By Dave Wasserman
July 17, 2020
OH-01: Steve Chabot (R) – Southwest corner: Cincinnati, Warren County
Toss Up. This Cincinnati district was a missed opportunity for Democrats in 2018 when Democrat Aftab Pureval’s bid against Chabot went up in flames amid a campaign finance scandal. Now Chabot’s former campaign treasurer is under a grand jury investigation for embezzling over $120,000 in campaign funds, and multiple Republicans are grumbling that Chabot should have retired rather than run for a 13th term.
Democratic Cincinnati health board member Kate Schroder has raised $1.4 million and may have the ideal profile to run in a pandemic (read our full evaluation below). What’s more, President Trump is likely behind in this suburban seat after carrying it by six points in 2016. In 2008, Chabot lost in a wave amid high Black turnout two years after Democrats took back House control. Today, he’s at risk of history repeating.
OH-01: Kate Schroder (D) – Southwest corner: Cincinnati, Warren County
Toss Up. This Cincinnati district was a missed opportunity for Democrats in 2018 when Democrat Aftab Pureval’s bid against longtime GOP Rep. Steve Chabot went up in flames amid a campaign finance scandal. But President Trump carried the seat by just 51 percent to 45 percent in 2016, and given the current national environment, Schroeder has a credible path to victory.
Schroder isn’t a household name in the 1st CD yet, but the Cincinnati Health Board appointee has been plugged into local Democratic politics for years. After many higher-profile area Democrats passed on the 2020 race (expecting more favorable lines after 2021 redistricting), Schroder jumped in and defeated Air Force veteran Nikki Foster 68 percent to 32 percent in the April primary.
Schroder’s healthcare background could play well in a pandemic. The daughter of a west side oncologist, Schroder graduated from an all-girls Catholic high school, earned her MBA from Wharton, worked for Sen. Evan Bayh and took a position at the Clinton Health Access Initiative (separate from the Clinton Foundation), including directing anti-HIV and diarrhea programs in Zambia and Uganda.
In our interview, Schroder was poised, upbeat and clear about the task at hand while still free-wheeling and without falling on talking points.
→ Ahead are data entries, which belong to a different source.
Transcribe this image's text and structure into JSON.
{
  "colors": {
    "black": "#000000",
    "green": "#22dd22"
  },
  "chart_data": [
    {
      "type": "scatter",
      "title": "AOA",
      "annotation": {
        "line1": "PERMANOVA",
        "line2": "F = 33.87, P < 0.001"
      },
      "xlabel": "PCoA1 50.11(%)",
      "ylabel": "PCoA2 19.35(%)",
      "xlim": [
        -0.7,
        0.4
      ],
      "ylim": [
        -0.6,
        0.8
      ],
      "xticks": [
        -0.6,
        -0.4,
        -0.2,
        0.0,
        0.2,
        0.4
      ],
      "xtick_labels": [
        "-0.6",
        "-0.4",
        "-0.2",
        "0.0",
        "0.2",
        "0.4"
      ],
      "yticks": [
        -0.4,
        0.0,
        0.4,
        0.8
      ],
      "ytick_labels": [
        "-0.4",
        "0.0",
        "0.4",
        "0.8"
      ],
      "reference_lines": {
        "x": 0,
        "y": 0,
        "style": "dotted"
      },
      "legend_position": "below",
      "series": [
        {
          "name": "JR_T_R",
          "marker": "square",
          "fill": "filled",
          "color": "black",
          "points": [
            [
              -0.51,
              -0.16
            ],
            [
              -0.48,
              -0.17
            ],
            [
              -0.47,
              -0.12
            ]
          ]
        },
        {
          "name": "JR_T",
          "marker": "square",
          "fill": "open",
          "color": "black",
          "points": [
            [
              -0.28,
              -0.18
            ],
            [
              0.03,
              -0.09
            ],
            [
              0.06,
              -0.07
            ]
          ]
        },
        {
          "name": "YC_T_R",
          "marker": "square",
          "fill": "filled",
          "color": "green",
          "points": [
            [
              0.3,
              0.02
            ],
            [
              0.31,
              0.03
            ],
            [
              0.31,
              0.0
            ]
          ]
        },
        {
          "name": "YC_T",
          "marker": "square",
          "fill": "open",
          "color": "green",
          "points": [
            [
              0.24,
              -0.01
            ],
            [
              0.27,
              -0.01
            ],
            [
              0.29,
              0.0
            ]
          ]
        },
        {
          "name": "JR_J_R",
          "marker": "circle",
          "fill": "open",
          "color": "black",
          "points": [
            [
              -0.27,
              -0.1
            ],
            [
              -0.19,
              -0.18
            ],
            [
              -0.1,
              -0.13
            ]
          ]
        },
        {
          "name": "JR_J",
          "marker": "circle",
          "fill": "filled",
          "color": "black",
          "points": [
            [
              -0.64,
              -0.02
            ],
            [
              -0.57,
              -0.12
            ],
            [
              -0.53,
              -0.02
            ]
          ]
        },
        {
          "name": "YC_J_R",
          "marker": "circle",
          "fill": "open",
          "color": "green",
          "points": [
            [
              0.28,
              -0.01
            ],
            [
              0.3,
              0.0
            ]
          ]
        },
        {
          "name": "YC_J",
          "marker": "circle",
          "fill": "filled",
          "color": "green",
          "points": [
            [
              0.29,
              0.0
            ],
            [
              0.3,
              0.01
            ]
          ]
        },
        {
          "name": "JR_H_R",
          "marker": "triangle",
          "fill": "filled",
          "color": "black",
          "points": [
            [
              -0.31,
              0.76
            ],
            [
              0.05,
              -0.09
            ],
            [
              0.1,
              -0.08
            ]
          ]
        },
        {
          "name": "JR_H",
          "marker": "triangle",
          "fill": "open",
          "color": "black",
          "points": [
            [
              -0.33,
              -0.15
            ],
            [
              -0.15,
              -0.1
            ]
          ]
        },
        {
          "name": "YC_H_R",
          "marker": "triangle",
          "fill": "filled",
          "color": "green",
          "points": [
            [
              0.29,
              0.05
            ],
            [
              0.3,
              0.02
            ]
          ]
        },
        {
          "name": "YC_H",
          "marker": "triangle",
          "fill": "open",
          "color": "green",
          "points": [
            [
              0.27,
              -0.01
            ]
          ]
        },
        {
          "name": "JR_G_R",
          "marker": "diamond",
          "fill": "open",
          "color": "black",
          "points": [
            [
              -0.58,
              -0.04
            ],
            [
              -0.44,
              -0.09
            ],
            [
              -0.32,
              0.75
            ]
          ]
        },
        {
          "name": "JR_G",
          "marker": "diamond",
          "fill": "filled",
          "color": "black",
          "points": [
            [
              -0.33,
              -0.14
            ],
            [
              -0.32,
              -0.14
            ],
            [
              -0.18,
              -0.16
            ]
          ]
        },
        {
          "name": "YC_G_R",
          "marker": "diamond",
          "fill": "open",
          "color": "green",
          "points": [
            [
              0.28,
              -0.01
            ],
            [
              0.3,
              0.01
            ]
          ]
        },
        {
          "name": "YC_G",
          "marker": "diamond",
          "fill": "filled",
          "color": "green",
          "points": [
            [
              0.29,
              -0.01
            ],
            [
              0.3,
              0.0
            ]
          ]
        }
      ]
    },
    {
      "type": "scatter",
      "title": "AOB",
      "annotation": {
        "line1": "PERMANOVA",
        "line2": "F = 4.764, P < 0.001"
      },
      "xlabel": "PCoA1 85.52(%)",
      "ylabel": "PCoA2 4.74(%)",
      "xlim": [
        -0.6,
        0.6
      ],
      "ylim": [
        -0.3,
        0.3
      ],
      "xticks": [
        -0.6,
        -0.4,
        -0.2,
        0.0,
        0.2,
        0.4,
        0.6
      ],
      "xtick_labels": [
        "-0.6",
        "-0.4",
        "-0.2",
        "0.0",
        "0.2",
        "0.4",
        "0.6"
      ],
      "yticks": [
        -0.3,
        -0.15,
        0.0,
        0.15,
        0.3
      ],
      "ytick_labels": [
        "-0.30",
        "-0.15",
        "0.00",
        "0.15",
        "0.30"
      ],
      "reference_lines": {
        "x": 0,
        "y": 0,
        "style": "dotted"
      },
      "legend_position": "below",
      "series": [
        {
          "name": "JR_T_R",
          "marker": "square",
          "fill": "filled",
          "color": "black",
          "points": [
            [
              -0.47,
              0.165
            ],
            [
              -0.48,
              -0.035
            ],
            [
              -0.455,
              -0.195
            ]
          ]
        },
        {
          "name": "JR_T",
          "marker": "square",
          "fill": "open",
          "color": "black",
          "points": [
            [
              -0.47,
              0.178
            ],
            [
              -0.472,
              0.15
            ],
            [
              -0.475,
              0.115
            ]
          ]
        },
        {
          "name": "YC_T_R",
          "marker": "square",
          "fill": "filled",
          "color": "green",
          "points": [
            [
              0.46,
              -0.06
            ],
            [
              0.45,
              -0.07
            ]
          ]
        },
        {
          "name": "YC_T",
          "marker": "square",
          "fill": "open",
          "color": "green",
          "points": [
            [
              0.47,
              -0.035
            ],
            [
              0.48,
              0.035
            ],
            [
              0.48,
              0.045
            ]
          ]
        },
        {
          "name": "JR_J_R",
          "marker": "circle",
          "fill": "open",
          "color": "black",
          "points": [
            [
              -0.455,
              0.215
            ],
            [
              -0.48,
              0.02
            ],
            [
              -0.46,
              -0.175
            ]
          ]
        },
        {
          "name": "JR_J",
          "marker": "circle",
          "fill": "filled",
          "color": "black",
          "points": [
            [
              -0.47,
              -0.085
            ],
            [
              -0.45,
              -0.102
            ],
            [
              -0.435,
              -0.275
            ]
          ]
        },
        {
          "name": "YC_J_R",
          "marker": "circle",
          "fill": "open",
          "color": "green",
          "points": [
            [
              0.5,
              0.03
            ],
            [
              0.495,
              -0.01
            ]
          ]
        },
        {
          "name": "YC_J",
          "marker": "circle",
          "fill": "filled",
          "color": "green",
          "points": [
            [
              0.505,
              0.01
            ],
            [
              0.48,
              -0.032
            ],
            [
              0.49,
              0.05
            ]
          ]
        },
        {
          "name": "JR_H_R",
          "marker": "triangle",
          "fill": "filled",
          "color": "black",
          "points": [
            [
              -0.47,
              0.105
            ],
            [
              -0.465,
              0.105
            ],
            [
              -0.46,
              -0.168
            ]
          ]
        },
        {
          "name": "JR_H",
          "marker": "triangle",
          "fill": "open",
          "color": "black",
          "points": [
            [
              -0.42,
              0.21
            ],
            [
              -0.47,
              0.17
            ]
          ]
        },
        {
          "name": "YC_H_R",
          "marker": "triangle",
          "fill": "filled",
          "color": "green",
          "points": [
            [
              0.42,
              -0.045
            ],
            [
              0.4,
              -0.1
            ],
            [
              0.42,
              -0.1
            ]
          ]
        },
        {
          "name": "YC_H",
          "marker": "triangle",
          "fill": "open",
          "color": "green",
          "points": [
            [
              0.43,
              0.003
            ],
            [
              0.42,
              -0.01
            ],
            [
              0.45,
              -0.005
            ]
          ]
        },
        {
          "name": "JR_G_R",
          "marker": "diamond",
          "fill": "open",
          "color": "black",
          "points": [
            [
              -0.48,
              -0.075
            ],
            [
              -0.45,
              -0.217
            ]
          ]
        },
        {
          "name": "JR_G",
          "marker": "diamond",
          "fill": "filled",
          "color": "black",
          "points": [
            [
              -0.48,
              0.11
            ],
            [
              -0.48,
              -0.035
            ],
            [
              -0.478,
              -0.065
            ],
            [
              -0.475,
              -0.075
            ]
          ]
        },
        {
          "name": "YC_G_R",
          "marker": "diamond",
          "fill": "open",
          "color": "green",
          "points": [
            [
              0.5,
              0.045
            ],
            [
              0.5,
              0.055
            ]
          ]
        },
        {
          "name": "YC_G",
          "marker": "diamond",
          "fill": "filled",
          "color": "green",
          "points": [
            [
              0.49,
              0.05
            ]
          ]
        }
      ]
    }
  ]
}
She’ll talk about her work on the health board addressing health disparities and expanding dental services for kids, while Chabot has opposed expanding Obamacare. She’s also a cancer survivor herself, having been declared free of Hodgkin’s lymphoma at age 38.
Chabot will undoubtedly exploit Schroder’s resume to label her “another Clinton Democrat.” But Schroder will cast Chabot as ineffective for failing to secure funding to replace the failing Brent Spence Bridge after 24 years in office, and irresponsible for letting his campaign treasurer embezzle over $120,000 in campaign funds (a federal grand jury investigation has been underway since 2019).
There is a precedent for Chabot losing in a presidential year wave: in 2008, he lost to Democrat Steve Driehaus amid high African-American turnout for Barack Obama before winning it back in 2010. Today’s 1st CD lines are much more Republican, but Joe Biden could plausibly carry the district if Black turnout surges. Schroder will post a $500,000 quarter and poses a serious threat to the incumbent.